Судьба и грехи России | страница 124
Самое поразительное, что эта дворянская «атония» принималась многими за выражение русского духа, Обломов — за национального героя. Наши классики—бытописатели дворянства — искали положительных, сильных героев среди иностранцев, не находя их вокруг себя. Только Мельников и Лесков запечатлели подлинно русские и героические образы, найдя их в нетронутых дворянской культурой слоях народа. Лесков—этот кроткий и склонный к идиллии писатель— становится жестоким, когда подходит к дворянскому быту. Самый могучий отпрыск дворянского ствола в русской литературе, Толстой, произнес самый беспощадный суд над породившей его культурой и подрубил под корень вековое дерево.
Дворянская культура не могла пережить крестьянского освобождения. Хозяйственный упадок разорил почву, на которой некогда произрастали пышные цветы: усадьбы-дворцы с домашними театрами и итальянскими картинами, тонкий язык, воспитанный на галлицизмах, общение с передовыми умами Запада. Безостановочное продвижение разночинцев завершило «разрушение эстетики», гибель философии, порчу языка и, главное, искусства жизни. В России перестают веселиться, разучиваются танцевать, забывают самое сладостное
==135
из искусств — любовь. Наступает время желчевиков и поджигателей. С каждым поколением дворянство неудержимо падает, скудея материально и духовно. Последние зарисовки дворянскими беллетристами — Буниным, Ал. Толстым—своего класса показывают уже труп.

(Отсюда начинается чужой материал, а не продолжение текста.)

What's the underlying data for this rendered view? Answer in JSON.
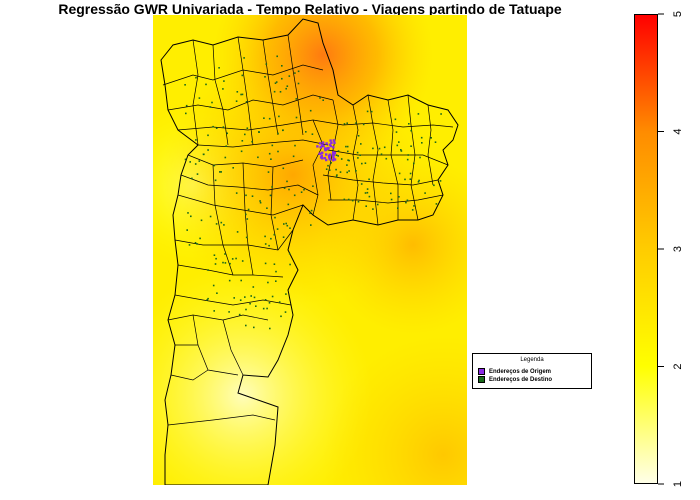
{
  "title": "Regressão GWR Univariada - Tempo Relativo - Viagens partindo de Tatuape",
  "legend": {
    "title": "Legenda",
    "items": [
      {
        "label": "Endereços de Origem",
        "color": "#8a2be2"
      },
      {
        "label": "Endereços de Destino",
        "color": "#1a6b1a"
      }
    ]
  },
  "color_scale": {
    "min": 1,
    "max": 5,
    "ticks": [
      "1",
      "2",
      "3",
      "4",
      "5"
    ],
    "colors": [
      "#ffffe8",
      "#ffff00",
      "#ffcc00",
      "#ff8c00",
      "#ff0000"
    ]
  },
  "colors": {
    "background_low": "#ffee00",
    "hotspot": "#ff7a10",
    "boundary": "#000000",
    "destination_points": "#1a6b1a",
    "origin_points": "#8a2be2"
  }
}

В смерти дворянства нет ничего страшного. В Европе XIX века дворянство представляет тоже скорее упадочный, хотя и не сдающийся класс. Беда России в том, что умирающий класс не оставил после себя наследника. Его культурное знамя подхватили разночинцы, его государственной службы передать было некому. Поразительно: чем более хирело благородное сословие, тем заботливее опекало его государство, стремясь подпереть себя гнилой опорой. С Александра III дворянская идея переживает осенний ренессанс. Всякий недоучка и лодырь может управлять волостями в качестве земского начальника, с более громкой фамилией — целыми губерниями. Несомненно, что в этой запоздалой попытке оживления трупа самодержавие расточило весь свой моральный капитал, которым оно обладало еще на нашей памяти в сознании народных масс.
Но политическая пора дворянства ушла давно и безвозвратно. Отодвинутое монархией от участия во власти в начале XIX века, оно с тех пор утратило все политические традиции лучшей своей поры. Теперь, когда понадобилась его служба, оно могло принести государству лишь опыт псарни и сенной. Среди всеобщей абулии неврастеническое покрикивание капризного барина сходило за проявление сильного характера. Во дворце тосковали по сильным людям не меньше, чем тосковали по ним героини русских романов. Барановы, Зеленые и Думбадзе были в государственном масштабе тем же, чем босяки Горького в литературе: допингом для усталых душ.